Dr. Tom Burr, a statistician from Los Alamos National Laboratory, addressed the question of whether it is genetically plausible that the HIV epidemic could have been generated from a single cross-species transfer. Does the fact that there are so many distinct clades of HIV represent many introductions from a common SIV source, or a single introduction that diversified widely as it spread?
Dr. Burr presented the results of an analysis of phylogenetic trees of HIV and feline immunodeficiency virus (FIV) which demonstrated some of the peculiarities of HIV's evolution. The genetic tree of FIV appears to branch down a central line, but the HIV-1 group M tree radiates from a central node, suggesting a single transfer event. The Los Alamos group used a software package called Treevolve (developed at the University of Oxford) to simulate the genealogy of a sample given a variety of values for rates of partner change, new HIV cases per year, and time to AIDS death, based on UNAIDS data gathered between 1980 and 1998. They found 4 possible patterns in these models, only 1 of which was consistent with their HIV phylogenetic tree. The distribution of subtypes in the phylogenetic tree that was created when they modeled an epidemic spread of HIV from a single time point was the only one that resembled the phylogenetic tree currently considered to be the most accurate representation of HIV evolution. This suggested to Dr. Burr that a point source of the HIV epidemic was plausible, which might support the OPV theory. However, as discussed below, even if multiple introductions of SIV occurred in humans, it is equally plausible that only one lineage might result in an epidemic, with other introductions petering out spontaneously.
Three groups of HIV-1 exist today: group M, group O, and group N. While group M is pandemic, groups O and N are not and remain closely restricted to a single location. HIV-2 consists of 1 clear group with a separate path of descent from the form of SIV found in sooty mangabeys in West Africa. This genetic tree suggests 4 separate transfers to humans, a small number of events given the potentially frequent contact with chimps in Central Africa, and if the dating of chimp to human virus transfer back to the 18th century or even earlier is accurate. This discrepancy is one that requires further investigation and, of course, further refinement of the techniques of molecular epidemiology. However, as noted above, many zoonotic introductions might have occurred with dead-end infections, with only a few introductions leading to established human transmissions.
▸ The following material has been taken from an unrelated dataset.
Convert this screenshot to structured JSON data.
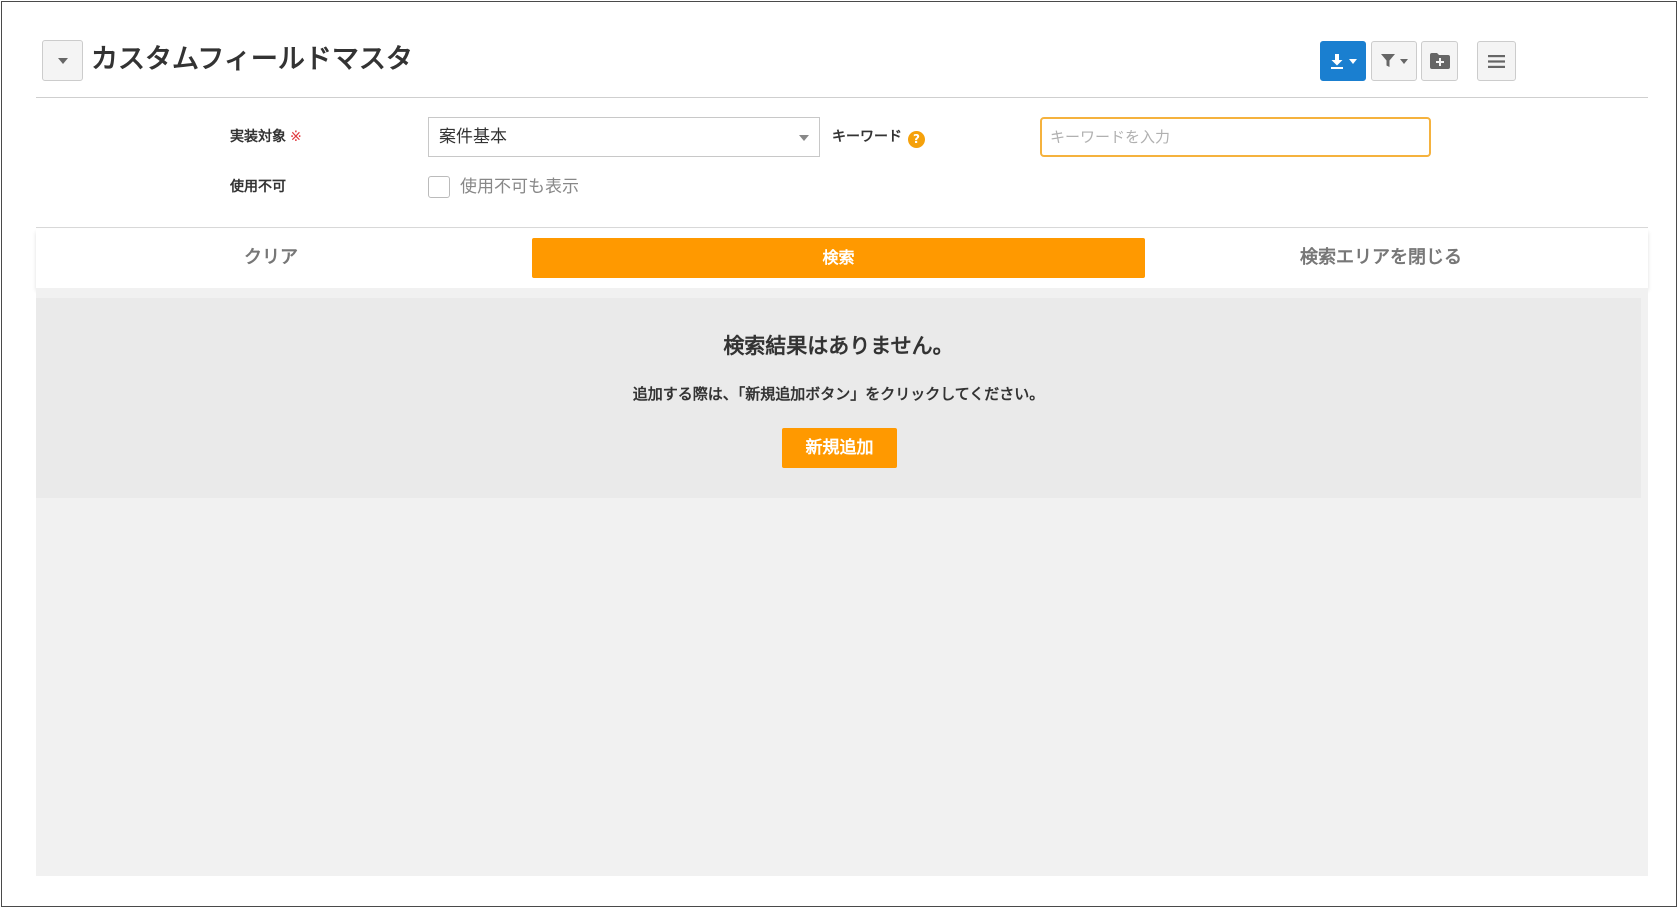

In the opinion of Daniel Low-Beer, an epidemiologist from the University of Oxford, a star-like geographic pattern of infection would need to have been established early in the epidemic; otherwise, chance extinction events in one village could have eliminated the new virus from the human population quickly. He estimates that at least 60% of SIV transfers were dead-end infections of this sort, which may have flared and died in remote locations.
Sir Robert May of University of Oxford, one of the world's foremost mathematical biologists, suggested that it was plausible for many viral transfers to have remained confined in locations where local custom did not encourage mixing between populations in different villages. By his calculations, if the virus spread equally within a village and outside a village, this would result in the extinction of the virus within a village, and a ripple effect that would result in lower and lower prevalence as the virus traveled from its original "hearth." The virus would establish a foothold in a new village only to die out because of low rates of partner change and would be transferred out to other villages if inhabitants took partners in other places, and so on. This effect would result in an initial peak followed by a slow decline over several decades -- estimated at between 30 and 40 years if the average number of individuals infected by each case was only slightly more than 1 -- before the virus moved into geographically concentrated populations with high rates of sexual partner change, as found in the urban conditions of Kinshasa in the 1970s, for example. Very small changes in sexual activity at the high partner end of the spectrum will have a dramatic effect on the basic reproductive rate and may be difficult to detect by standard epidemiological techniques, such as questionnaires and interviews. This theoretical model might explain the difficulty in finding SIV-infected humans representing transfer events in cross-sectional studies, while also explaining how an epidemic might arise as low-level rural infection, barely exceeding the basic reproductive rate (R0), meets a dense social network in the urban environment.